Follow these steps to view and run some of the programs in an list of amazing JSFiddle demos:

  1. Go to the public dashboard.

    You see a list of all the examples and projects from the entire book.

    You may need to use the page navigation at the bottom of the list to see additional pages of results.

  2. Find a demo that sounds interesting to you and open it.

    When the program opens, it will automatically start running.
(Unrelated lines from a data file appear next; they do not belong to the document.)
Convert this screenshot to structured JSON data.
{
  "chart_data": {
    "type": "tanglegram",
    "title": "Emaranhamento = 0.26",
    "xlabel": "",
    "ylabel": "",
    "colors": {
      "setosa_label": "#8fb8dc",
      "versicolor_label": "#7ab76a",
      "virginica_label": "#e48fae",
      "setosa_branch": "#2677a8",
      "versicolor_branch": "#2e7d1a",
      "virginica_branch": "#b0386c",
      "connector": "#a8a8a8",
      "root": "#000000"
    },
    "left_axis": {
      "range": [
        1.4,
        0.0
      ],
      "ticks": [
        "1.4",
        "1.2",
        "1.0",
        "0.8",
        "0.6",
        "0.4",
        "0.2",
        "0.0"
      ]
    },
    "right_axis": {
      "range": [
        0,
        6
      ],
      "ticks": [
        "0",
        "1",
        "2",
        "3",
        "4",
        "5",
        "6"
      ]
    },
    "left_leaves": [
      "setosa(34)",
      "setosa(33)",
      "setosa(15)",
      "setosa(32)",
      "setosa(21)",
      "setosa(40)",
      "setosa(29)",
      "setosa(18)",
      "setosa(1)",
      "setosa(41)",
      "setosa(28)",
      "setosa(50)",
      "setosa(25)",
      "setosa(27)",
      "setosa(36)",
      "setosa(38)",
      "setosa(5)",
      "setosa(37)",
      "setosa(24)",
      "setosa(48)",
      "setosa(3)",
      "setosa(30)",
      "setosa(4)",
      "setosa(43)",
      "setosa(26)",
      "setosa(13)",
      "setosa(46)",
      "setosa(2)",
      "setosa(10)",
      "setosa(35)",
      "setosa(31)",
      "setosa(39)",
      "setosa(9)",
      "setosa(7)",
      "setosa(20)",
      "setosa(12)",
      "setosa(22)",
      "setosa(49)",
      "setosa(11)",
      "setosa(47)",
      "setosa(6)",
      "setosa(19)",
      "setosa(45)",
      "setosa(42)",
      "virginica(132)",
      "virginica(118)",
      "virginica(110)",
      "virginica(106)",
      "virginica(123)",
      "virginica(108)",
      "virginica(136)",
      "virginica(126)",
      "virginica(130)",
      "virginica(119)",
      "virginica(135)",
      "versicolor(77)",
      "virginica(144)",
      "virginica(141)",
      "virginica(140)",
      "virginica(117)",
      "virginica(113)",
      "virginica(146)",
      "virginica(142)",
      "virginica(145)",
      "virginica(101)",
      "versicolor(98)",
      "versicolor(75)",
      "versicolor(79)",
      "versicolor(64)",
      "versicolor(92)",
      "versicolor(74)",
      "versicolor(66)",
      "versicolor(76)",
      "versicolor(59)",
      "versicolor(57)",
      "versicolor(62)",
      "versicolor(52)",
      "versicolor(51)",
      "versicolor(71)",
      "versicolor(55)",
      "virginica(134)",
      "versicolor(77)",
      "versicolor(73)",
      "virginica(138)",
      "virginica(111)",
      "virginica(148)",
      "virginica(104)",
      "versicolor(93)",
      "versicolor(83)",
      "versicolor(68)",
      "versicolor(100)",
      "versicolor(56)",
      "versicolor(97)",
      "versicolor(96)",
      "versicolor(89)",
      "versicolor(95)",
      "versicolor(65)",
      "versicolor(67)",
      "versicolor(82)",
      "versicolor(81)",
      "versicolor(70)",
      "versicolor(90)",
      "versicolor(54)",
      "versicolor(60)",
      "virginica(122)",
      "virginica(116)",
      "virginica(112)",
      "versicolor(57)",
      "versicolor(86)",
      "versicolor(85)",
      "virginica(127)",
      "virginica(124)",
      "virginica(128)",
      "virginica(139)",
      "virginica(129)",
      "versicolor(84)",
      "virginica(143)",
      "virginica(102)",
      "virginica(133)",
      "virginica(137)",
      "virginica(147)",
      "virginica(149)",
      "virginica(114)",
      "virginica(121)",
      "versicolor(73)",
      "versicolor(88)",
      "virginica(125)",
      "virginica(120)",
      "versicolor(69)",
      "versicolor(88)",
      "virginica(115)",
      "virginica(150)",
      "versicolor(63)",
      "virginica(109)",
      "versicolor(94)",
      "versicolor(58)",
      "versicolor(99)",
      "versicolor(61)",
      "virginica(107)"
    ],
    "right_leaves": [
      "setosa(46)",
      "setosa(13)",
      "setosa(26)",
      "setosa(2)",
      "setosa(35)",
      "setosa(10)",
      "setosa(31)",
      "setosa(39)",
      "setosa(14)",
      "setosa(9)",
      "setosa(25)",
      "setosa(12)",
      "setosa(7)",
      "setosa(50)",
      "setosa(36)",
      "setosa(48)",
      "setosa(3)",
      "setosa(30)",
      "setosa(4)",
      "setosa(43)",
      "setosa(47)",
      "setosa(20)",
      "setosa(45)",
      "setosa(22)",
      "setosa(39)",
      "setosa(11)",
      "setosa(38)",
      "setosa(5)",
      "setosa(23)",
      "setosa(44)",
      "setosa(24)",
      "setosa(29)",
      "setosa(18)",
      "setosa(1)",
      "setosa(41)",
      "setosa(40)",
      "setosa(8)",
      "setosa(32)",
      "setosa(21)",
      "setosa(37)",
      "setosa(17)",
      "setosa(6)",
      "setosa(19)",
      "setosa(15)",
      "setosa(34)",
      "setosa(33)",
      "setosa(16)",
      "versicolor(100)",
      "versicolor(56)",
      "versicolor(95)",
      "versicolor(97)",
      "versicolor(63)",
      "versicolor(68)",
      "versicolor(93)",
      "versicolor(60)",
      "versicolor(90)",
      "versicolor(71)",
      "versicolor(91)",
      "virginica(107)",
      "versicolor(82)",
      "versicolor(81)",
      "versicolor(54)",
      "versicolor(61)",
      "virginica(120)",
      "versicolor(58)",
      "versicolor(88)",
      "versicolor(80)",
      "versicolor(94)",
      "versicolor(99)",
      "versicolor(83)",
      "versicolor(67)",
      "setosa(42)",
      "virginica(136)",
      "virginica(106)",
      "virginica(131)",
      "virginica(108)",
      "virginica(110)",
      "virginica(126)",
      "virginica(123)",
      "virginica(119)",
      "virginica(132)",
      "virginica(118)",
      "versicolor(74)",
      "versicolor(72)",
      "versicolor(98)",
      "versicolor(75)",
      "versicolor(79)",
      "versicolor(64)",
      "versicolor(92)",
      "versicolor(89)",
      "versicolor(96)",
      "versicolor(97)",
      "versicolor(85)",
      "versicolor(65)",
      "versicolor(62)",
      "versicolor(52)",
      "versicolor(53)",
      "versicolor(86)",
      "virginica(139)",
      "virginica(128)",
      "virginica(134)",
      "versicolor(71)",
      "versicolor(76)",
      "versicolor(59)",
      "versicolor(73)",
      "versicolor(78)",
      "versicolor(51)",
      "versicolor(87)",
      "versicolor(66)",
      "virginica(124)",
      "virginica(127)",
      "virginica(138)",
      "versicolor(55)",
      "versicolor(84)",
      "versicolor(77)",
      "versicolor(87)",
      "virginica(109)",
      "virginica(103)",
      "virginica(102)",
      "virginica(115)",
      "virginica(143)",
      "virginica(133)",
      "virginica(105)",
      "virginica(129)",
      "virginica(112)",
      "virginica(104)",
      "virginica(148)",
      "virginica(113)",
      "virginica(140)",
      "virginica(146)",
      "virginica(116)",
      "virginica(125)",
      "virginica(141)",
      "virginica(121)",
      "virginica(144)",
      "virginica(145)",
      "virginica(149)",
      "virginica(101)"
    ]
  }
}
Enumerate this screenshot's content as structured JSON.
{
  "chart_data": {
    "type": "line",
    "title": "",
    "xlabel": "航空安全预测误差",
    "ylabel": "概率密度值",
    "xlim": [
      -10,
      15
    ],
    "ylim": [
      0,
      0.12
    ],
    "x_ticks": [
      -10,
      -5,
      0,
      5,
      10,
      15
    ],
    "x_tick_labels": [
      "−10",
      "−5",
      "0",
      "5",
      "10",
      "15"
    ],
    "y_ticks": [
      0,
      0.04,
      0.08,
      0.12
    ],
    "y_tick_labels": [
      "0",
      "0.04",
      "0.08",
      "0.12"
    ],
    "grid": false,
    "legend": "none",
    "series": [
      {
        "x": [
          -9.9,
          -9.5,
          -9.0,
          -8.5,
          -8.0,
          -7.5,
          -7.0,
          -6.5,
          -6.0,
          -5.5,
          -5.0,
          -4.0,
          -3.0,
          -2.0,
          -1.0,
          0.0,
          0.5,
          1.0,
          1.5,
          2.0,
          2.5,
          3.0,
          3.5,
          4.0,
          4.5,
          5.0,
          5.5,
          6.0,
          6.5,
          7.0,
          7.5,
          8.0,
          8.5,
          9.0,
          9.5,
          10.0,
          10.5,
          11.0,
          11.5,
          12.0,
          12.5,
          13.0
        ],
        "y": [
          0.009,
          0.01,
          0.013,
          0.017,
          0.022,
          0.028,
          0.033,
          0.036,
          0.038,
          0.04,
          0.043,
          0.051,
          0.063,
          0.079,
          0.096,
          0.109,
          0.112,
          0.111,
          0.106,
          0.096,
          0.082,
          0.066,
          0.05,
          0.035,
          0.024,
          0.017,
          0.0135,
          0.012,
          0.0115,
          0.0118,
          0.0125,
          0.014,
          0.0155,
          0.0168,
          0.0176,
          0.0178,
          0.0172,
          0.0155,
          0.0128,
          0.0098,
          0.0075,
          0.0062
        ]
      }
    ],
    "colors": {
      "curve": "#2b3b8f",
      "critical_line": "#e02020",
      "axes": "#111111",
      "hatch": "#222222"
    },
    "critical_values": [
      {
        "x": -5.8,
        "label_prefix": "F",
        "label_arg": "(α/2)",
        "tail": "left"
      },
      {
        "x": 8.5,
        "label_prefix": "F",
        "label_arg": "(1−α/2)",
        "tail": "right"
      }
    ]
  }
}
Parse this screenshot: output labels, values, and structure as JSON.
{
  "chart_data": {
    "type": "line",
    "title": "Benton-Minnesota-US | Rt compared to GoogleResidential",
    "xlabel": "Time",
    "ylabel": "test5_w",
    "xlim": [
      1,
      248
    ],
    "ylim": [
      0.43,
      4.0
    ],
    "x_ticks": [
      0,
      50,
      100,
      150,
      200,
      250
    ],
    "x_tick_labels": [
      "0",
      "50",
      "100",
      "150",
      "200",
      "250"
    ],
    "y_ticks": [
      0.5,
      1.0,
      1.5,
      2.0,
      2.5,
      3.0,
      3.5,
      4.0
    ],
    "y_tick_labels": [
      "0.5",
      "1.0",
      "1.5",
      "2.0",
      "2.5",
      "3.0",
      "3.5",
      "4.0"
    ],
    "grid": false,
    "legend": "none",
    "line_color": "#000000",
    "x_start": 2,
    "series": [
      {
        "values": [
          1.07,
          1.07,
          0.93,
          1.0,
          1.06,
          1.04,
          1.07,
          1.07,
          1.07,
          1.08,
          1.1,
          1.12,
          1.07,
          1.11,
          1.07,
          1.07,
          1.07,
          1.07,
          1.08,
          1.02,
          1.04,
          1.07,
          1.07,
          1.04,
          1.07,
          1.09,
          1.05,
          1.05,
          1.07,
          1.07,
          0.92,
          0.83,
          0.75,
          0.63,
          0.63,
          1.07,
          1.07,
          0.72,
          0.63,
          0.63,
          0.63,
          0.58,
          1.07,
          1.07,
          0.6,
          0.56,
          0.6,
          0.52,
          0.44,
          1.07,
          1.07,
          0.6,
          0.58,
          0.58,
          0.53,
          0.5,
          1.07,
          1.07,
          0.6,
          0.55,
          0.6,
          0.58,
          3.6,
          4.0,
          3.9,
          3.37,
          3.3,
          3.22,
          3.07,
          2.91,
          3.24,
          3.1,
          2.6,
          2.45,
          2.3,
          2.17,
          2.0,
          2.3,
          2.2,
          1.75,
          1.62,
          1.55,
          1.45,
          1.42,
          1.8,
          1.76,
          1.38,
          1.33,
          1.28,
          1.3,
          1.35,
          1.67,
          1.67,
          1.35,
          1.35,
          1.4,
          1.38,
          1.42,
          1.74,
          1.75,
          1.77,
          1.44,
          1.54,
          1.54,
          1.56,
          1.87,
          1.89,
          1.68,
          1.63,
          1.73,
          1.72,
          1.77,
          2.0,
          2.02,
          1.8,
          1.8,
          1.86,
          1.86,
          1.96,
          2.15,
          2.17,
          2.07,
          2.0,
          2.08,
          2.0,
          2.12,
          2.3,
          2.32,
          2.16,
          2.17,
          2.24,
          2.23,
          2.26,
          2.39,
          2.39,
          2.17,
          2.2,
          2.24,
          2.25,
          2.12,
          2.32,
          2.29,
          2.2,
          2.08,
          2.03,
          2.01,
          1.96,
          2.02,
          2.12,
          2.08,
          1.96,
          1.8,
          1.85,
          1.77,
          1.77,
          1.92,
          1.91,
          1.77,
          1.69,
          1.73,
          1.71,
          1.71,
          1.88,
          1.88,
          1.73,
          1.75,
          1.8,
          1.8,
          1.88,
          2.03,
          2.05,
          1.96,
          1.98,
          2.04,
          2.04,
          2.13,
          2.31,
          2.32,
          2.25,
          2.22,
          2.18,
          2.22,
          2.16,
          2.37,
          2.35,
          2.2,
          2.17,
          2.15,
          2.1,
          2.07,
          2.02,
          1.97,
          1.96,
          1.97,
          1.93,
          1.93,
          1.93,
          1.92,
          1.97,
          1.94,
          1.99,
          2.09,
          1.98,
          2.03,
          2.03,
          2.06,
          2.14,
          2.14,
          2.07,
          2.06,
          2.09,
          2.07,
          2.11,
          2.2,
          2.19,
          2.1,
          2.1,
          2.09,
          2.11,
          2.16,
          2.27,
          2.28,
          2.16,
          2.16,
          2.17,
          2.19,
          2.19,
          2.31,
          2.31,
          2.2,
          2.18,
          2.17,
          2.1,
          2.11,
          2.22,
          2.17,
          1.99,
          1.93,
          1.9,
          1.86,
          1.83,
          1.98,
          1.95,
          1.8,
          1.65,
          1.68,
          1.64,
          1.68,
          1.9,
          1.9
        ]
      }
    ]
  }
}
If you find a program that you like, try figuring out how it works! Change some values to see what happens.

Anything that you do to a program in JSFiddle won’t overwrite the original. You can try changing things all you want, and no harm will come of it. The worst that can happen is that the program won’t run.

Fiddling with JavaScript

The JavaScript pane, in the lower-left part of the JSFiddle interface, is where the really interesting things happen.

  1. In the JavaScript pane, find the line that reads max = 36 and change it to max = 80.

  2. Click Run.

    Many of the bubbles, but not all of them, are now larger than they were before.

Based on the behavior of the bubbles when you changed the value of max, do you have a guess as to what will happen if you change the line that reads min = 12? Try it out and see if you’re right!

If you guessed that max controls the maximum bubble size and min controls the minimum bubble size, you’re absolutely correct. This figure shows the Result pane with max set to 80 and min set to 20.

min and max changes the ” width=”433″/>

Changing the values of min and max changes the size of the bubbles.

The next two lines in the JavaScript pane are bubbles = 100 and timerDelay = 8000. You can change these values using these steps:

  1. Change the value.

  2. Click Run to see the results of the change.

Try changing both of these values to see what happens. By ­playing around with these values (or maybe just by guessing), you’ll discover that the value of bubbles tells how many bubbles should be created and timerDelay has something to do with the speed of the bubbles.

Can you figure out exactly what the bubbles and timerDelay values do by experimenting with them?

The value of timerDelay is a number of milliseconds (or thousandths of a second). So, 8,000 milliseconds equals 8 seconds. Change the value to 10000, click Run, and then time the action on the screen. Then change the value to 1000, click Run, and time it again.

If you guessed that bubbles controls how many bubbles will be created and timerDelay controls how quickly those bubbles appear, you’re correct!